3. Query What You Know

frame = db.query("auth-service", depth=2)

print(f"{frame.focal_entity.name}: {frame.claim_count} claims")
for rel in frame.direct_relationships:
    print(f"  {rel.target.name} --[{rel.predicate}]--> {frame.focal_entity.name}")

# Human-readable summary of everything known about this entity
print(frame.narrative)

The query result includes every relationship, the confidence score for each (based on source quality and corroboration), and a narrative summary.

4. Explore, Verify, and Correct

See what the knowledge base contains

schema = db.schema()
print(schema)
# Entity types: service(12), team(4), alert(3)
# Predicates: depends_on(18), owns(6), monitors(4)
# Relationship patterns:
#   service --[depends_on]--> service  (18x)
#   team --[owns]--> service  (6x)

Check corroboration

# How many independent sources confirm this fact?
group = db.claims_by_content_id(some_claim.content_id)
print(f"{len(group)} sources corroborate this")

Retract a bad source

# An old runbook turns out to be wrong
db.retract_cascade("runbook-redis-v1", reason="Outdated procedure")
# Claims from this source are retracted
# Downstream dependents are marked as degraded
# Facts with independent corroboration survive

Find knowledge gaps

gaps = db.find_gaps(
    {"service": {"depends_on", "monitors"}},
    min_claims=1,
)
for g in gaps:
    print(f"  {g.entity_id}: missing {g.missing_predicate_types}")

Track research questions

# Register a question
db.ingest_inquiry(
    question="Does the payment service depend on Redis?",
    subject=("payment-service", "service"),
    object=("redis", "service"),
    predicate_hint="depends_on",
)

# Later, when new claims arrive, check for matches
matches = db.check_inquiry_matches(subject_id="payment-service")

Extraction Modes

Mode	Needs API Key?	Best For
`"heuristic"`	No	Text with explicit relational statements.
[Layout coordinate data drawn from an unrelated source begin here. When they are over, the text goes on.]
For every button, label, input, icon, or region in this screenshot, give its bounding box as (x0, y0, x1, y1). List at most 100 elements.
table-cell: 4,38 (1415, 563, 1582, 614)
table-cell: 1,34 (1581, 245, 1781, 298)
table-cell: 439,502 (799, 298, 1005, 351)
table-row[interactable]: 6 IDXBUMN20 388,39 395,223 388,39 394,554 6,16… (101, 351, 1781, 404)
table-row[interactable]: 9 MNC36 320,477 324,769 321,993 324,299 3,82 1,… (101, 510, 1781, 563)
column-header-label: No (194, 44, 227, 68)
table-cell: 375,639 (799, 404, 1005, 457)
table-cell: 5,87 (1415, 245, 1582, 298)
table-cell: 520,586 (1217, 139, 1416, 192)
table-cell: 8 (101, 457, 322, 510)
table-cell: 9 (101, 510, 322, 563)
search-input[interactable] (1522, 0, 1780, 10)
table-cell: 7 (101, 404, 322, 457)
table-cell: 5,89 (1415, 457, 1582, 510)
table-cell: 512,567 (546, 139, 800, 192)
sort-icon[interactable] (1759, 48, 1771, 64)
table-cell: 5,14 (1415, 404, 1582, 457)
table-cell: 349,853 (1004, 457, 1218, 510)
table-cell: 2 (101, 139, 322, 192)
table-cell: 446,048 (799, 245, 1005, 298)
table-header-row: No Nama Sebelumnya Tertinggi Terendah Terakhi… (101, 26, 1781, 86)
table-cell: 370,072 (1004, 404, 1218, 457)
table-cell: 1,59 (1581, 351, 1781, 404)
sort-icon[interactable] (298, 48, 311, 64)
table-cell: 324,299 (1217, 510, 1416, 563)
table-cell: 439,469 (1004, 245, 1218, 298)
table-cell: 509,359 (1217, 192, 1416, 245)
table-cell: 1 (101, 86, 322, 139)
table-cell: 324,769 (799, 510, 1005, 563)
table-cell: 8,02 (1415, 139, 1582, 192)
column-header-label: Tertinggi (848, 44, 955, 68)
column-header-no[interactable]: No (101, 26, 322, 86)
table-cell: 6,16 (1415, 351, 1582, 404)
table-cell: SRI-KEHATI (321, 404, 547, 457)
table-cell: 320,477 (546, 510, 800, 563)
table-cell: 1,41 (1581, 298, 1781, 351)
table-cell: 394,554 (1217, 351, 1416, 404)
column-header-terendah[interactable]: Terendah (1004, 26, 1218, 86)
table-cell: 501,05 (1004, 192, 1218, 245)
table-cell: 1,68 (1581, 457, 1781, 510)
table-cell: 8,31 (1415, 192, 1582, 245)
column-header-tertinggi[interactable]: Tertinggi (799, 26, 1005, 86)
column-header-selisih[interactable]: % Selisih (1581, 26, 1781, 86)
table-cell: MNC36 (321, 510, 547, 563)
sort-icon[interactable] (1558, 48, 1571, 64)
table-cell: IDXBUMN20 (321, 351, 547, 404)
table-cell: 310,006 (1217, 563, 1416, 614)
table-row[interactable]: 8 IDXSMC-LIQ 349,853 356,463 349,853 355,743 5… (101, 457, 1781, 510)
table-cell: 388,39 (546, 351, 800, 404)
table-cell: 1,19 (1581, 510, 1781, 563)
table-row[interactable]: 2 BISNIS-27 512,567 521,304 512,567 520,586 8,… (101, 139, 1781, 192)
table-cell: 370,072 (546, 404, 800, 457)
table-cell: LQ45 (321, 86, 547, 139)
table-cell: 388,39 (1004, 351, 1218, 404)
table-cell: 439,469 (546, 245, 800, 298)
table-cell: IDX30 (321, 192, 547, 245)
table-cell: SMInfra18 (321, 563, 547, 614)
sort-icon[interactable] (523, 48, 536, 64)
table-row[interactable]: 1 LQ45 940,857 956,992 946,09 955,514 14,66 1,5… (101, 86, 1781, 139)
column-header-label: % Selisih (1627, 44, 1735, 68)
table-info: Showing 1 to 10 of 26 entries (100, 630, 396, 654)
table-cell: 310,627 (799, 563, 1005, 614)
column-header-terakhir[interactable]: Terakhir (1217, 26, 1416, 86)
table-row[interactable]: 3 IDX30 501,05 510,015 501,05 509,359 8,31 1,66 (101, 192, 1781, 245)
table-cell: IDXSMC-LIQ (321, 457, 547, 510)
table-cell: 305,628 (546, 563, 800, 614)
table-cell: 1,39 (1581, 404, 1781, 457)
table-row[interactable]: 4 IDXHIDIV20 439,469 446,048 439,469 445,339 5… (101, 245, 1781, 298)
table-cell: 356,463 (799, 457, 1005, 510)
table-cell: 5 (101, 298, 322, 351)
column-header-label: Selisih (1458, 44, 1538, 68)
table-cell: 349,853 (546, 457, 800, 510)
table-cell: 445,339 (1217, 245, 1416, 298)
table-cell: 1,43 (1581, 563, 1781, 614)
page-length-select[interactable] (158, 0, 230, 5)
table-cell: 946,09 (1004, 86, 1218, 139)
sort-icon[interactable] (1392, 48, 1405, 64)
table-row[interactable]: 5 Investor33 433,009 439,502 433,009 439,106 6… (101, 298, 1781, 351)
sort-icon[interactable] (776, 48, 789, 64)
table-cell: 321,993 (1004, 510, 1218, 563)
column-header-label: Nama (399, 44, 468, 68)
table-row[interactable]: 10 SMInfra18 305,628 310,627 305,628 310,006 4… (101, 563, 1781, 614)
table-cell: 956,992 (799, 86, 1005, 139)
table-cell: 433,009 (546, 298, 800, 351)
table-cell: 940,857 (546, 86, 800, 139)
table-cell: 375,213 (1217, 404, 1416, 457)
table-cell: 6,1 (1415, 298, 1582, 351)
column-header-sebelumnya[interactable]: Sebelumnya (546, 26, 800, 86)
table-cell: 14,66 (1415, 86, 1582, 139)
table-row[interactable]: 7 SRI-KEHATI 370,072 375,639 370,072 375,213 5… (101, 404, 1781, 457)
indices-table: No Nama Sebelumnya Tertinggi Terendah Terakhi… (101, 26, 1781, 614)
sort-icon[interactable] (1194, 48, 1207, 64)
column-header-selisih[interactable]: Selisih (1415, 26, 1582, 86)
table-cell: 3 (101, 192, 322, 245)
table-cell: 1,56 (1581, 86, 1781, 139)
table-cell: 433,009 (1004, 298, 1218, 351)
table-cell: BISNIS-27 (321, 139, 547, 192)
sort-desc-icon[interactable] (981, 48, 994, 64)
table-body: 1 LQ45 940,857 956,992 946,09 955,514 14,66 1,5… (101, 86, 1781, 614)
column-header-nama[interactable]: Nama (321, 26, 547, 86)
Fast and free.
`"llm"`	Yes	Nuanced text, implicit relationships. 7 providers supported.
`"smart"`	Yes	Large volumes. Heuristic first, LLM only for novel content. Saves tokens.

To use LLM extraction, set the appropriate environment variable (GROQ_API_KEY, OPENAI_API_KEY, ANTHROPIC_API_KEY, etc.) and configure the curator:

db.configure_curator("groq")  # Free tier available

Backend Options

db = substrate.open("my.db")                       # Kuzu (default)
db = substrate.open("my.db", backend="rust")      # Rust (high throughput)
db = substrate.open("my.db", backend="auto")      # Try Rust, fall back to Kuzu

Both backends have the same API and produce identical results. The Rust backend is faster for bulk ingestion and large datasets.